Credit: Getty
2 min read
Danielle Pender is the founder of the biannual magazine Riposte and the author of the forthcoming short story collection Watching Women & Girls. In The List, an exclusive story for Stylist, one woman grapples with how to spend the finite time she has away from her baby.
Susie lay in bed and looked out the window at the rain that had fallen for five days straight. It’s June, she thought, pushing the unwashed hair out of her eyes. Maybe this is our version of global warming? She’d skim-read the headlines earlier that month when she’d grabbed five minutes to herself in the toilet and noticed something along those lines; that the UK could expect wetter summers as a result of global warming, but she’d not read the whole article, so she couldn’t be sure. She never read full articles any more. She was pretty sure nobody did. From the bedside table, her phone vibrated aggressively; a message from her mum shone brightly from the screen, “Just been to the big Tesco, but they didn’t have the ham your Dad likes. It was chaos! Hope you make the most of your childfree morning! Ring me later. Xxxx”
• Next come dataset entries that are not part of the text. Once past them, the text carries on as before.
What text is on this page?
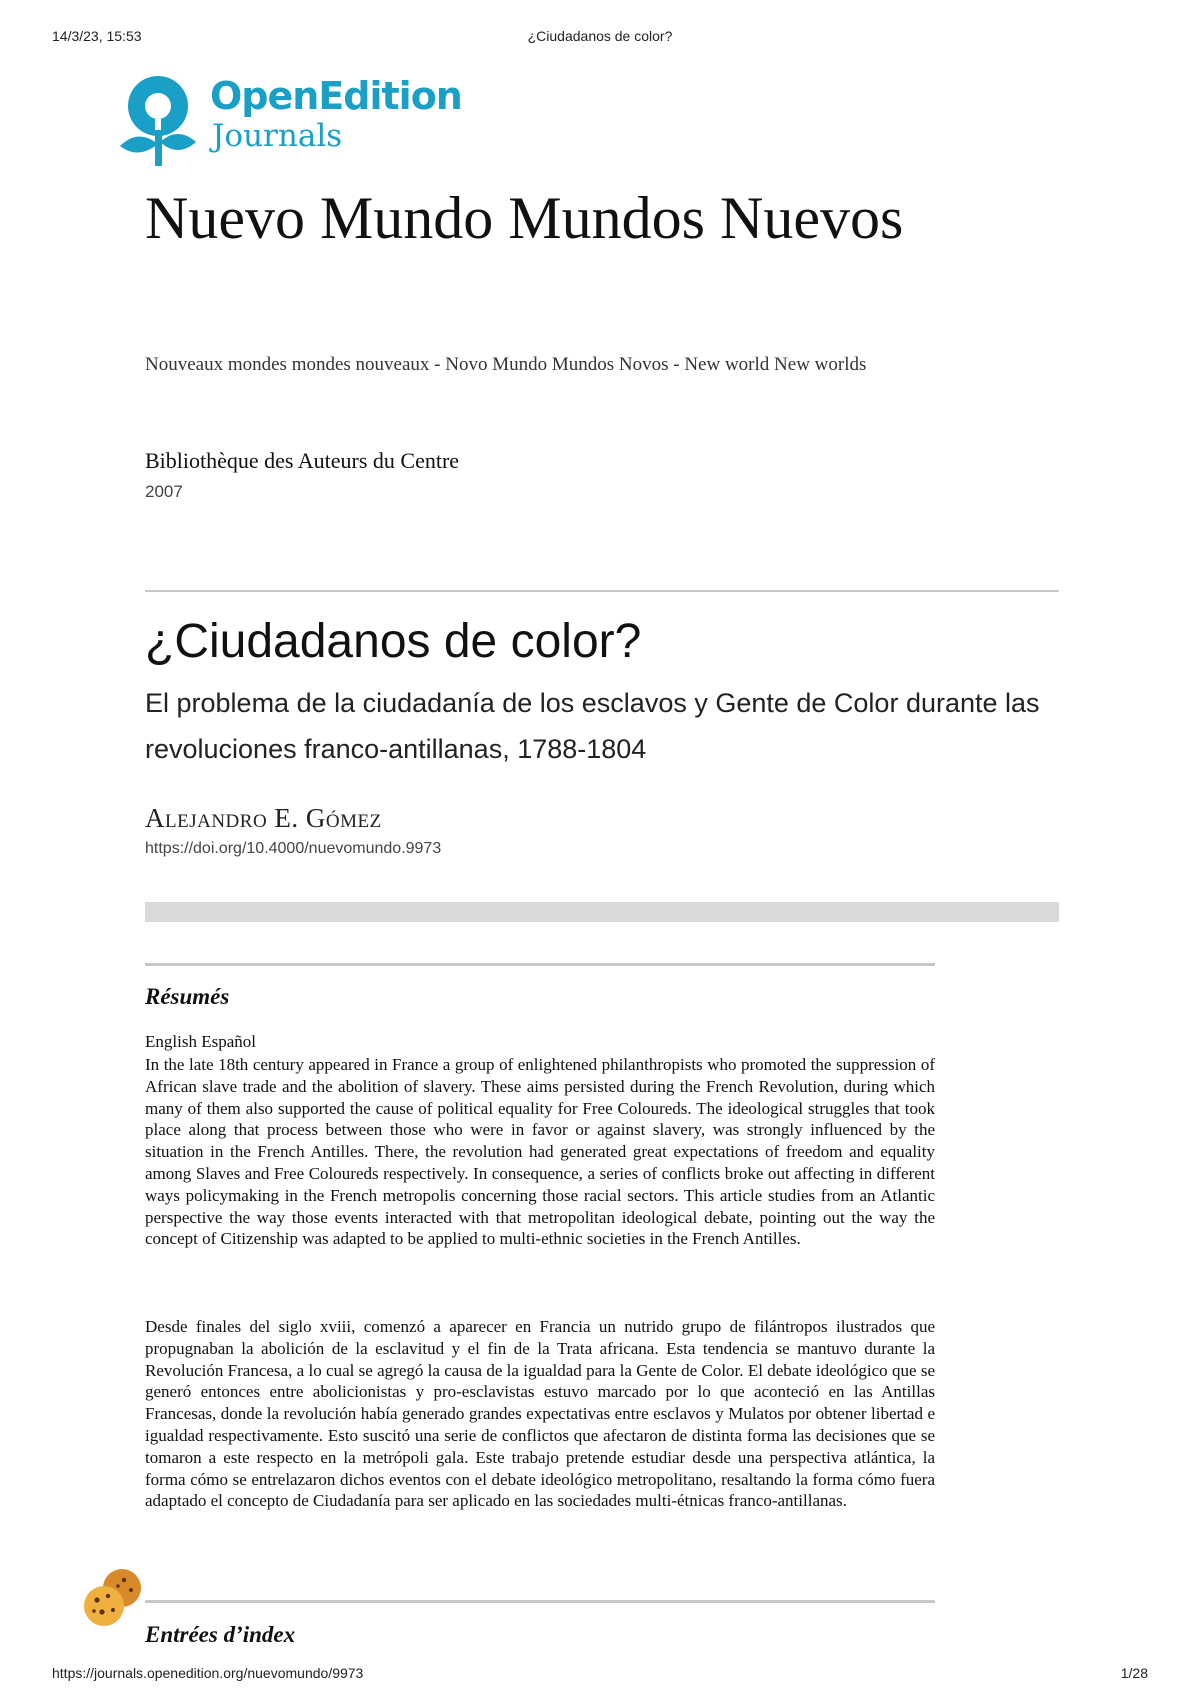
14/3/23, 15:53	¿Ciudadanos de color?
OpenEdition
Journals
Nuevo Mundo Mundos Nuevos
Nouveaux mondes mondes nouveaux - Novo Mundo Mundos Novos - New world New worlds
Bibliothèque des Auteurs du Centre
2007
¿Ciudadanos de color?
El problema de la ciudadanía de los esclavos y Gente de Color durante las revoluciones franco-antillanas, 1788-1804
Alejandro E. Gómez
https://doi.org/10.4000/nuevomundo.9973
Résumés
English Español

In the late 18th century appeared in France a group of enlightened philanthropists who promoted the suppression of African slave trade and the abolition of slavery. These aims persisted during the French Revolution, during which many of them also supported the cause of political equality for Free Coloureds. The ideological struggles that took place along that process between those who were in favor or against slavery, was strongly influenced by the situation in the French Antilles. There, the revolution had generated great expectations of freedom and equality among Slaves and Free Coloureds respectively. In consequence, a series of conflicts broke out affecting in different ways policymaking in the French metropolis concerning those racial sectors. This article studies from an Atlantic perspective the way those events interacted with that metropolitan ideological debate, pointing out the way the concept of Citizenship was adapted to be applied to multi-ethnic societies in the French Antilles.

Desde finales del siglo xviii, comenzó a aparecer en Francia un nutrido grupo de filántropos ilustrados que propugnaban la abolición de la esclavitud y el fin de la Trata africana. Esta tendencia se mantuvo durante la Revolución Francesa, a lo cual se agregó la causa de la igualdad para la Gente de Color. El debate ideológico que se generó entonces entre abolicionistas y pro-esclavistas estuvo marcado por lo que aconteció en las Antillas Francesas, donde la revolución había generado grandes expectativas entre esclavos y Mulatos por obtener libertad e igualdad respectivamente. Esto suscitó una serie de conflictos que afectaron de distinta forma las decisiones que se tomaron a este respecto en la metrópoli gala. Este trabajo pretende estudiar desde una perspectiva atlántica, la forma cómo se entrelazaron dichos eventos con el debate ideológico metropolitano, resaltando la forma cómo fuera adaptado el concepto de Ciudadanía para ser aplicado en las sociedades multi-étnicas franco-antillanas.

Entrées d’index
https://journals.openedition.org/nuevomundo/9973	1/28
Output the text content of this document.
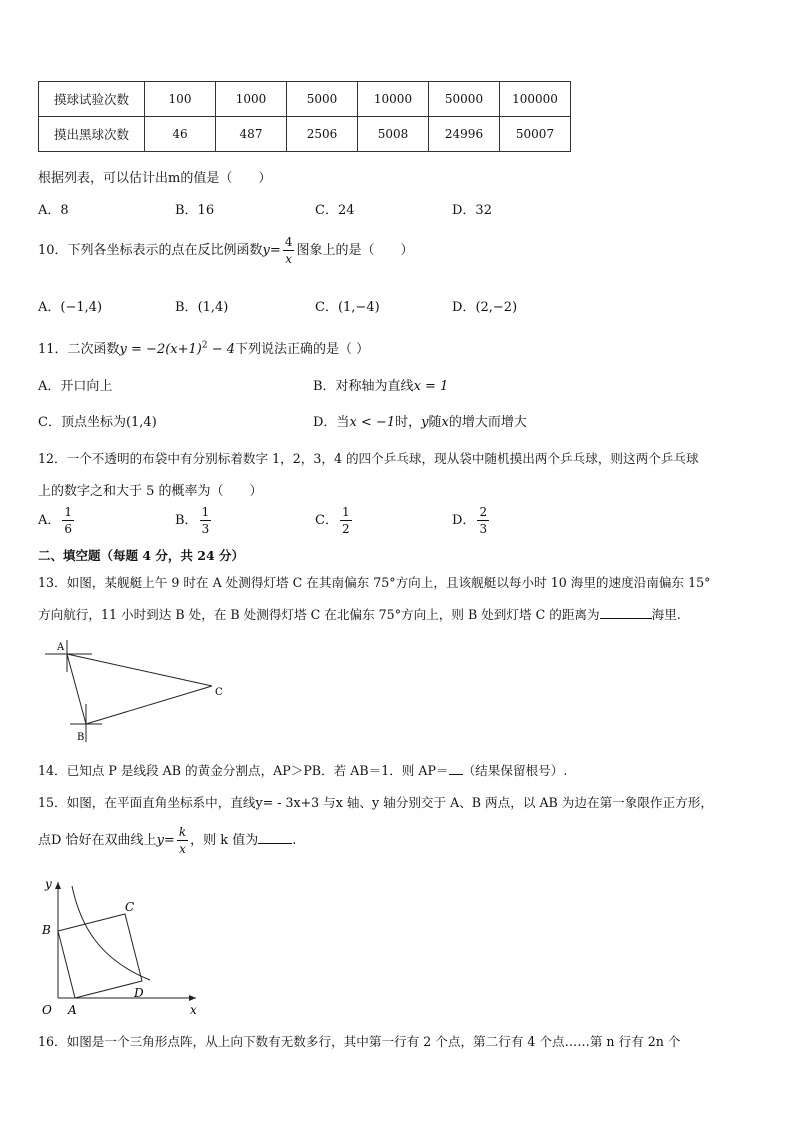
摸球试验次数	100	1000	5000	10000	50000	100000
摸出黑球次数	46	487	2506	5008	24996	50007
根据列表，可以估计出m的值是（　　）
A．8	B．16	C．24	D．32
10．下列各坐标表示的点在反比例函数$y= \frac{4}{x}$ 图象上的是（　　）
A．(−1,4)	B．(1,4)	C．(1,−4)	D．(2,−2)
11．二次函数$y = -2(x+1)^2 - 4$下列说法正确的是（ ）
A．开口向上	B．对称轴为直线x = 1
C．顶点坐标为(1,4)	D．当x < −1时，y随x的增大而增大
12．一个不透明的布袋中有分别标着数字 1，2，3，4 的四个乒乓球，现从袋中随机摸出两个乒乓球，则这两个乒乓球
上的数字之和大于 5 的概率为（　　）
A． $\frac{1}{6}$	B． $\frac{1}{3}$	C． $\frac{1}{2}$	D． $\frac{2}{3}$
二、填空题（每题 4 分，共 24 分）
13．如图，某舰艇上午 9 时在 A 处测得灯塔 C 在其南偏东 75°方向上，且该舰艇以每小时 10 海里的速度沿南偏东 15°
方向航行，11 小时到达 B 处，在 B 处测得灯塔 C 在北偏东 75°方向上，则 B 处到灯塔 C 的距离为	海里.
A
B
C
14．已知点 P 是线段 AB 的黄金分割点，AP＞PB．若 AB＝1．则 AP＝ （结果保留根号）.
15．如图，在平面直角坐标系中，直线y= - 3x+3 与x 轴、y 轴分别交于 A、B 两点，以 AB 为边在第一象限作正方形，
点D 恰好在双曲线上$y= \frac{k}{x}$ ，则 k 值为	.
y
x
O A
B
C
D
16．如图是一个三角形点阵，从上向下数有无数多行，其中第一行有 2 个点，第二行有 4 个点……第 n 行有 2n 个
As Susie lay in bed, stretched beyond the invisible parameters of her side, she thought about how she would know if she’d done the most. When would the most have been had? When would she be satisfied? She wasn’t sure. In the current fog of satiating the needs of others, she’d lost sight of what might satisfy her own.
In anticipation of maximising this rare window of free time, she’d approached the empty schedule in the only way she knew. She’d made a list. Over the initial 12 weeks of motherhood, she’d compiled a list of things she might like to do with this first block of freedom. The list was comprised of new things to try, jobs that needed doing around the house, and activities she’d once enjoyed or had regularly made space for when she was in control of her own time. Creating the list had initially helped her feel calm; it was something to look forward to when the monotony of nappies, feeding and endless walks with the buggy closed in. The existence of the list in her phone notes represented an end goal of when she could get back to normal, but the presence of older lists in the same app under the headings, Injection Times, Fertility Diet, and Specialists to Contact reminded her that it had been a long time since things had felt normal or carefree.